Hi Adrian and and the community !
Thank you for providing such great contents andso much tutorial !!
I installed pyton 3 and opencv4 following your tutorial and then I started this tutorial. I did everything you wrote in this tutorial but I have an error concerning the “tresh.copy()” which says “AttributeError: ‘tuple’ object has no attribute ‘copy'”
I don’t understand why, I had a look to your findContours memo and tried with the specific code line for OpenCv4 but still get an error. Any explanations about this ?
Regards,
Alex
Thanks !!
Make sure you’re downloading the source code to this post rather than copying and pasting it. You likely forgot the “[1]” after this line:
thresh = cv2.threshold(blurred, 60, 255, cv2.THRESH_BINARY)[1]
Great post, thanks.
Any ideas on how to compute the CoG for a non-integer contour? (meaning that the contour is not a result of thresholding over some mask, but rather a result of a different algorithm). It seems that cv2.moments requires integer inputs.
Thanks!
Hi Adrian ,
First I would like to thank you about your great blog and for your unique book “Practical Python and OpenCV Book”

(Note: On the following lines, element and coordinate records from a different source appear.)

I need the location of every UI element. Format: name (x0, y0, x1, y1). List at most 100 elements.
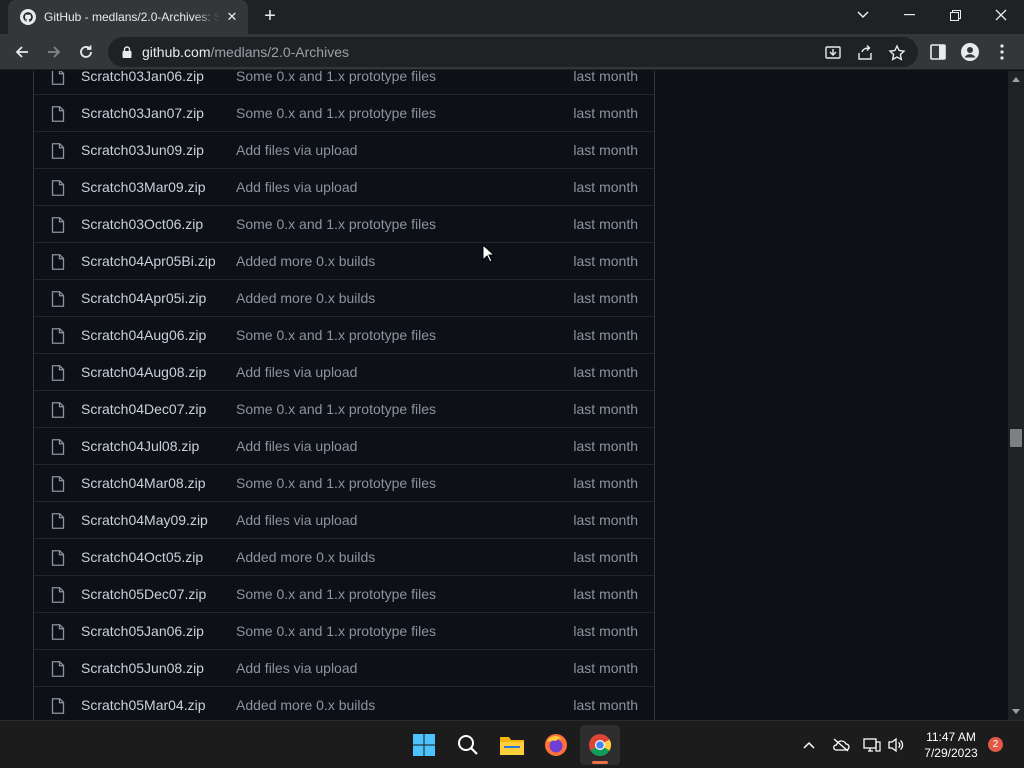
commit-message-link[interactable]: Some 0.x and 1.x prototype files (236, 105, 436, 121)
file-name-link[interactable]: Scratch05Jan06.zip (81, 623, 204, 639)
file-icon (51, 291, 65, 307)
commit-message-link[interactable]: Add files via upload (236, 142, 357, 158)
side-panel-icon[interactable] (928, 42, 948, 62)
file-name-link[interactable]: Scratch04Aug06.zip (81, 327, 206, 343)
file-name-link[interactable]: Scratch04Mar08.zip (81, 475, 206, 491)
notification-count-badge[interactable]: 2 (988, 737, 1003, 752)
file-name-link[interactable]: Scratch05Jun08.zip (81, 660, 204, 676)
file-name-link[interactable]: Scratch04Aug08.zip (81, 364, 206, 380)
commit-age: last month (573, 216, 638, 232)
commit-message-link[interactable]: Add files via upload (236, 512, 357, 528)
scrollbar-thumb[interactable] (1010, 429, 1022, 447)
taskbar-file-explorer[interactable] (492, 725, 532, 765)
commit-message-link[interactable]: Add files via upload (236, 179, 357, 195)
file-row[interactable]: Scratch04Mar08.zip Some 0.x and 1.x proto… (34, 464, 654, 501)
tab-close-icon[interactable]: ✕ (224, 9, 240, 25)
file-row[interactable]: Scratch03Mar09.zip Add files via upload la… (34, 168, 654, 205)
file-row[interactable]: Scratch05Jan06.zip Some 0.x and 1.x proto… (34, 612, 654, 649)
system-clock[interactable]: 11:47 AM 7/29/2023 (910, 729, 992, 761)
file-row[interactable]: Scratch04Oct05.zip Added more 0.x builds l… (34, 538, 654, 575)
show-hidden-icons-button[interactable] (797, 733, 821, 757)
file-row[interactable]: Scratch05Dec07.zip Some 0.x and 1.x proto… (34, 575, 654, 612)
commit-message-link[interactable]: Added more 0.x builds (236, 290, 375, 306)
file-name-link[interactable]: Scratch04Apr05Bi.zip (81, 253, 216, 269)
commit-age: last month (573, 401, 638, 417)
file-row[interactable]: Scratch04Aug08.zip Add files via upload la… (34, 353, 654, 390)
github-icon (20, 9, 36, 25)
file-row[interactable]: Scratch05Mar04.zip Added more 0.x builds l… (34, 686, 654, 720)
file-name-link[interactable]: Scratch03Jun09.zip (81, 142, 204, 158)
commit-message-link[interactable]: Some 0.x and 1.x prototype files (236, 623, 436, 639)
commit-message-link[interactable]: Add files via upload (236, 660, 357, 676)
file-name-link[interactable]: Scratch05Mar04.zip (81, 697, 206, 713)
volume-button[interactable] (884, 733, 908, 757)
commit-message-link[interactable]: Some 0.x and 1.x prototype files (236, 586, 436, 602)
minimize-button[interactable] (886, 0, 932, 30)
file-icon (51, 143, 65, 159)
commit-age: last month (573, 475, 638, 491)
file-name-link[interactable]: Scratch04Jul08.zip (81, 438, 199, 454)
network-button[interactable] (860, 733, 884, 757)
address-bar[interactable]: github.com/medlans/2.0-Archives (108, 37, 918, 67)
file-name-link[interactable]: Scratch04May09.zip (81, 512, 208, 528)
search-icon (458, 735, 478, 755)
file-row[interactable]: Scratch04Apr05Bi.zip Added more 0.x build… (34, 242, 654, 279)
restore-button[interactable] (932, 0, 978, 30)
windows-taskbar: 11:47 AM 7/29/2023 (0, 720, 1024, 768)
file-icon (51, 698, 65, 714)
scroll-up-icon[interactable] (1012, 77, 1020, 82)
commit-message-link[interactable]: Some 0.x and 1.x prototype files (236, 475, 436, 491)
taskbar-search-button[interactable] (448, 725, 488, 765)
back-arrow-icon (15, 46, 28, 58)
file-icon (51, 328, 65, 344)
share-icon[interactable] (856, 44, 874, 62)
file-name-link[interactable]: Scratch04Apr05i.zip (81, 290, 206, 306)
file-name-link[interactable]: Scratch03Mar09.zip (81, 179, 206, 195)
file-name-link[interactable]: Scratch03Jan07.zip (81, 105, 204, 121)
file-row[interactable]: Scratch04May09.zip Add files via upload la… (34, 501, 654, 538)
lock-icon[interactable] (120, 45, 134, 59)
commit-message-link[interactable]: Added more 0.x builds (236, 697, 375, 713)
commit-message-link[interactable]: Some 0.x and 1.x prototype files (236, 216, 436, 232)
scroll-down-icon[interactable] (1012, 709, 1020, 714)
file-row[interactable]: Scratch04Jul08.zip Add files via upload la… (34, 427, 654, 464)
bookmark-star-icon[interactable] (888, 44, 906, 62)
file-row[interactable]: Scratch04Dec07.zip Some 0.x and 1.x proto… (34, 390, 654, 427)
commit-message-link[interactable]: Some 0.x and 1.x prototype files (236, 327, 436, 343)
file-name-link[interactable]: Scratch05Dec07.zip (81, 586, 206, 602)
onedrive-button[interactable] (829, 733, 853, 757)
commit-message-link[interactable]: Some 0.x and 1.x prototype files (236, 71, 436, 84)
commit-message-link[interactable]: Add files via upload (236, 364, 357, 380)
clock-time: 11:47 AM (926, 730, 976, 744)
vertical-scrollbar[interactable] (1008, 71, 1024, 720)
menu-kebab-icon[interactable] (992, 42, 1012, 62)
commit-message-link[interactable]: Add files via upload (236, 438, 357, 454)
new-tab-button[interactable]: + (258, 5, 282, 29)
taskbar-chrome[interactable] (580, 725, 620, 765)
back-button[interactable] (8, 38, 36, 66)
file-row[interactable]: Scratch03Jan07.zip Some 0.x and 1.x proto… (34, 94, 654, 131)
file-row[interactable]: Scratch03Jun09.zip Add files via upload la… (34, 131, 654, 168)
commit-message-link[interactable]: Added more 0.x builds (236, 549, 375, 565)
commit-message-link[interactable]: Some 0.x and 1.x prototype files (236, 401, 436, 417)
file-name-link[interactable]: Scratch03Jan06.zip (81, 71, 204, 84)
close-window-button[interactable] (978, 0, 1024, 30)
file-row[interactable]: Scratch05Jun08.zip Add files via upload la… (34, 649, 654, 686)
reload-button[interactable] (72, 38, 100, 66)
forward-button[interactable] (40, 38, 68, 66)
tab-search-chevron-icon[interactable] (840, 0, 886, 30)
file-row[interactable]: Scratch04Aug06.zip Some 0.x and 1.x proto… (34, 316, 654, 353)
file-row[interactable]: Scratch03Jan06.zip Some 0.x and 1.x proto… (34, 71, 654, 94)
file-name-link[interactable]: Scratch04Oct05.zip (81, 549, 203, 565)
file-row[interactable]: Scratch04Apr05i.zip Added more 0.x builds… (34, 279, 654, 316)
profile-avatar-icon[interactable] (960, 42, 980, 62)
commit-message-link[interactable]: Added more 0.x builds (236, 253, 375, 269)
install-app-icon[interactable] (824, 44, 842, 62)
file-name-link[interactable]: Scratch04Dec07.zip (81, 401, 206, 417)
file-list: Scratch03Jan06.zip Some 0.x and 1.x proto… (33, 71, 655, 720)
browser-tab-active[interactable]: GitHub - medlans/2.0-Archives: Scratch 2… (8, 0, 248, 34)
taskbar-firefox[interactable] (536, 725, 576, 765)
windows-start-button[interactable] (404, 725, 444, 765)
file-name-link[interactable]: Scratch03Oct06.zip (81, 216, 203, 232)
file-row[interactable]: Scratch03Oct06.zip Some 0.x and 1.x proto… (34, 205, 654, 242)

My question is that I’ve applied canny edge detection rather than threshold , I used auto canny like you did in one of your previous code example , the result is same except for the triangle , the circle didn’t draw in the middle.
Any idea why ?
Thanks a lot
Hey Ali — auto-canny relies on heuristics so it’s not perfect.
Hello sir,
Firstly, I would like to thank you about your great blog and for your unique book “Practical Python and OpenCV Book”.

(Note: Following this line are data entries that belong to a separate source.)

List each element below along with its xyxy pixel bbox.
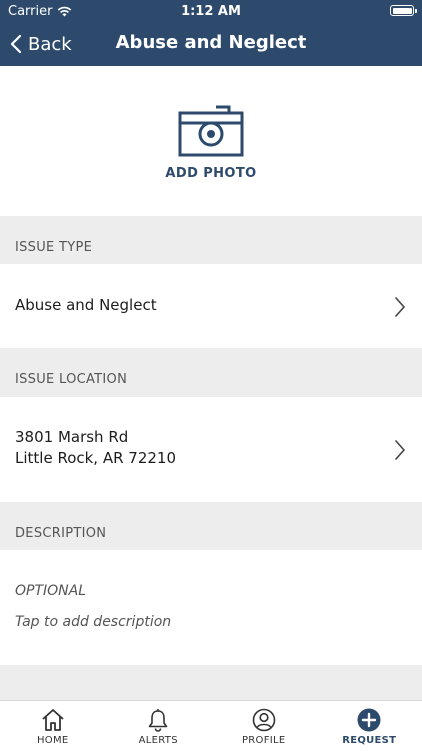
bell-icon	[146, 708, 170, 732]
issue-type-header-label: ISSUE TYPE	[15, 240, 92, 255]
tab-profile[interactable]: PROFILE	[211, 701, 317, 751]
page-title: Abuse and Neglect	[0, 32, 422, 53]
description-placeholder: Tap to add description	[15, 614, 171, 630]
address-line-1: 3801 Marsh Rd	[15, 427, 176, 448]
issue-location-header-label: ISSUE LOCATION	[15, 372, 127, 387]
status-bar: Carrier 1:12 AM	[0, 0, 422, 22]
chevron-right-icon	[394, 439, 406, 461]
tab-request-label: REQUEST	[342, 735, 396, 746]
description-header: DESCRIPTION	[0, 502, 422, 550]
tab-alerts[interactable]: ALERTS	[106, 701, 212, 751]
issue-location-header: ISSUE LOCATION	[0, 348, 422, 396]
camera-icon	[178, 104, 244, 158]
issue-location-row[interactable]: 3801 Marsh Rd Little Rock, AR 72210	[0, 397, 422, 502]
description-optional-label: OPTIONAL	[15, 583, 86, 599]
profile-icon	[252, 708, 276, 732]
clock: 1:12 AM	[0, 4, 422, 19]
tab-home[interactable]: HOME	[0, 701, 106, 751]
tab-bar: HOME ALERTS PROFILE REQUEST	[0, 700, 422, 751]
add-photo-button[interactable]: ADD PHOTO	[0, 104, 422, 181]
address-line-2: Little Rock, AR 72210	[15, 448, 176, 469]
tab-request[interactable]: REQUEST	[317, 701, 422, 751]
description-header-label: DESCRIPTION	[15, 526, 106, 541]
add-photo-label: ADD PHOTO	[165, 166, 256, 181]
home-icon	[40, 708, 66, 732]
description-field[interactable]: OPTIONAL Tap to add description	[0, 550, 422, 665]
tab-profile-label: PROFILE	[242, 735, 286, 746]
issue-type-row[interactable]: Abuse and Neglect	[0, 264, 422, 348]
plus-circle-icon	[357, 708, 381, 732]
tab-alerts-label: ALERTS	[139, 735, 178, 746]
tab-home-label: HOME	[37, 735, 69, 746]
battery-icon	[390, 5, 414, 16]
issue-type-value: Abuse and Neglect	[15, 295, 157, 316]
photo-section: ADD PHOTO	[0, 66, 422, 216]
app-header: Carrier 1:12 AM Back Abuse and Neglect	[0, 0, 422, 66]
issue-location-address: 3801 Marsh Rd Little Rock, AR 72210	[15, 427, 176, 469]
navigation-bar: Back Abuse and Neglect	[0, 22, 422, 66]
issue-type-header: ISSUE TYPE	[0, 216, 422, 264]
chevron-right-icon	[394, 296, 406, 318]
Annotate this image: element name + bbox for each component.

My question is how i can find centroid of contours in a video ? I used the same codes but cannot find centroid in a video, can you help me please ?
Thanks a lot
If you have a copy of Practical Python and OpenCV, make sure you refer to the chapters where I show you how to access the video stream. From there you apply your contour detection to each frame of the video stream and then compute the center of the countour.